The Fox and the Hedgehog. Borrowing Berlin's taxonomy, Tetlock identified two cognitive styles that predict forecasting accuracy. The hedgehog knows one big thing—a grand theory that organizes all evidence and resists updating precisely because the narrative is satisfying. The fox knows many things, holds multiple frameworks simultaneously, and treats confidence as a variable to calibrate rather than an identity to defend. Twenty years of scored predictions demonstrated that hedgehogs are not merely less accurate than foxes—they are less accurate than simple statistical baselines, worse than chimpanzees in the aggregate. The distinction is the cycle’s primary lens for diagnosing the AI discourse.
Calibration as trainable skill. The Good Judgment Project demonstrated that superforecasters are not born but made: a one-hour training module in probabilistic reasoning produced lasting improvements in forecast accuracy. The key habits are granular probability assignments, frequent updating, active search for disconfirming evidence, and resistance to identity-protective cognition. Calibration improves with practice against consequential feedback, and it degrades without that practice—a finding with direct implications for AI-augmented professionals whose feedback loops are attenuated.
Inside view and outside view. Superforecasters integrate two perspectives: the inside view (the specific features of this situation that make it unique) and the outside view (the base rate for outcomes in the reference class of similar situations). Hedgehogs rely almost exclusively on the inside view—their grand theory tells them why this case is different.
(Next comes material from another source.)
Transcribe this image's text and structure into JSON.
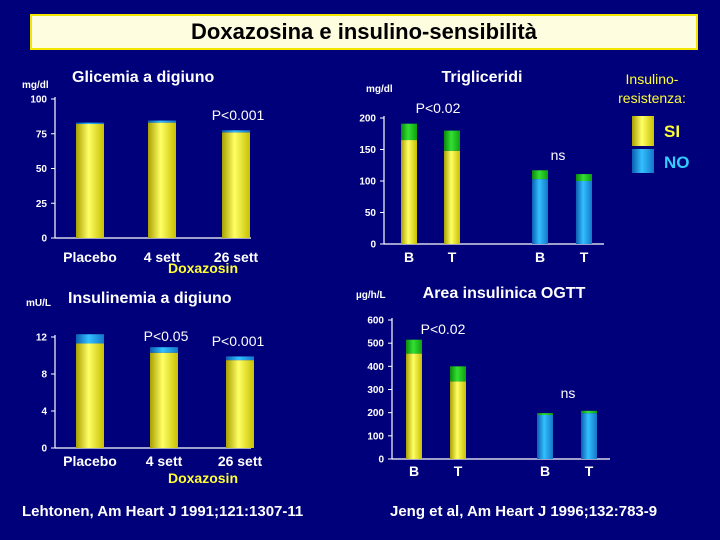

Foxes begin with the base rate, then adjust for the case-specific features, weighting each adjustment by the quality of the evidence behind it. Tetlock’s Existential Risk Persuasion Tournament revealed that AI domain experts and superforecasters disagreed primarily on which reference class to use, not on the evidence itself.
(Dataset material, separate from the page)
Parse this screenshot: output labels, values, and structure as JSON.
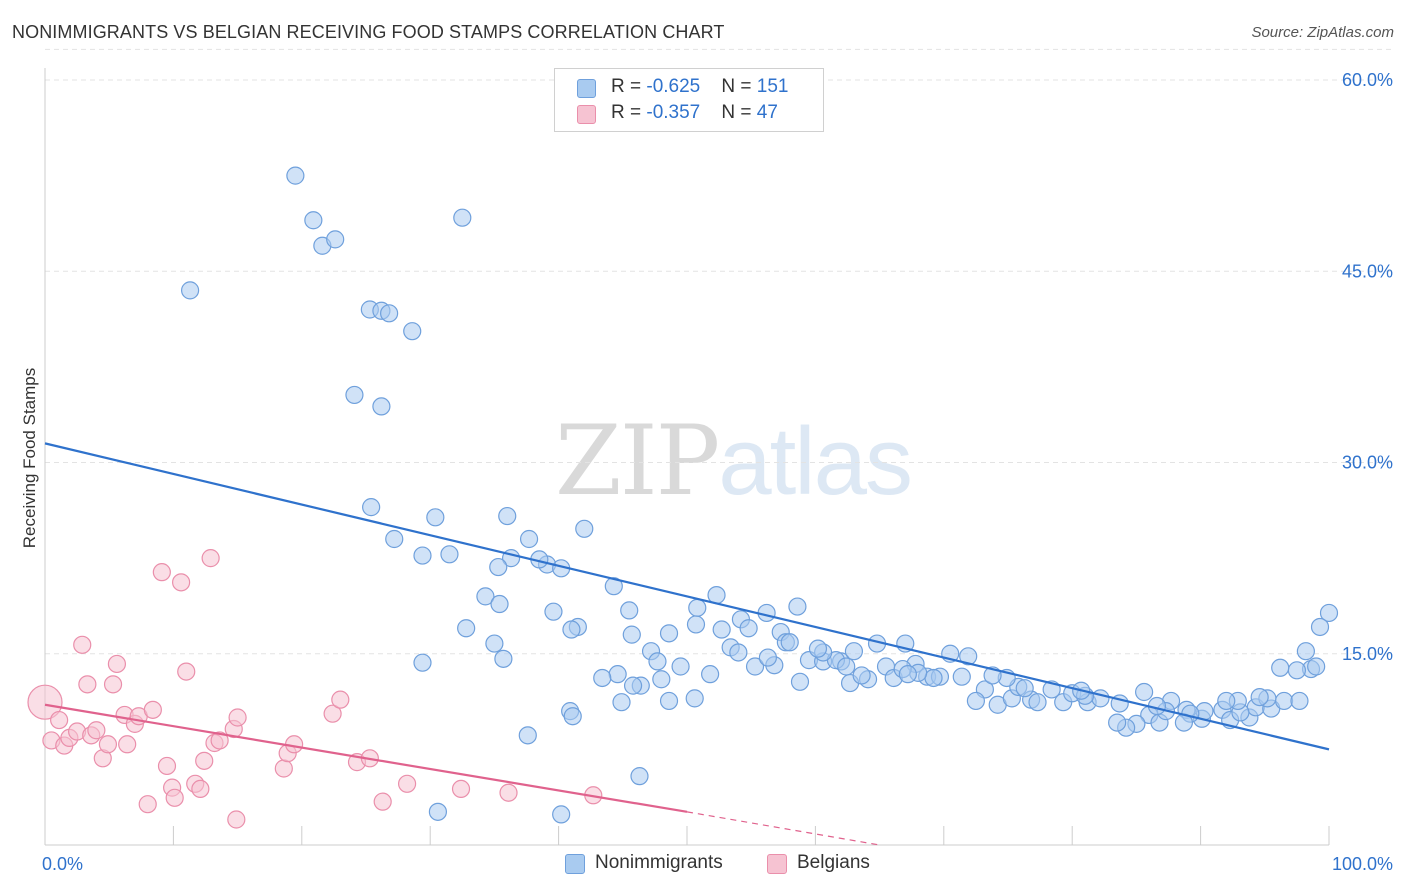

The 9.7 percent problem. A September 2025 follow-up to the existential risk tournament revealed that everyone—superforecasters and domain experts alike—had dramatically underestimated the pace of AI progress. Superforecasters had assigned just a 9.7 percent probability to the benchmark achievements that had actually occurred by 2025. The finding is the fox’s response to a humbling: not to discredit forecasting, but to recalibrate the priors and recognize that the pace of AI development has exceeded the reference classes both groups were using, requiring new ones.
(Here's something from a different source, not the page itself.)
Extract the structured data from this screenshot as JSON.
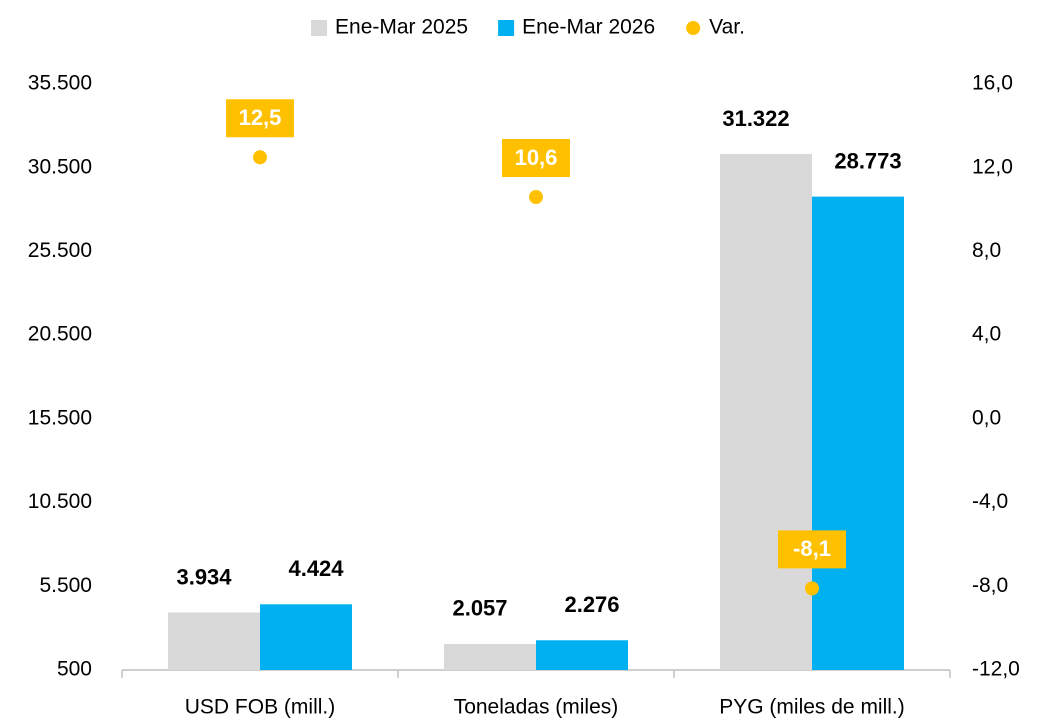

Human-AI symbiosis and its risks. Tetlock’s “Wisdom of the Silicon Crowd” research demonstrated that LLM ensemble predictions could rival human crowd accuracy, and that a human-machine hybrid outperformed both. But the symbiosis depends on the human component maintaining calibrated judgment—the very capacity that the AI component, through its confident fluency, threatens to degrade. The circular dependence is the deepest structural problem: the human who relies on AI confirmation to validate their assessments is consulting an echo of their own training data, not an independent second opinion.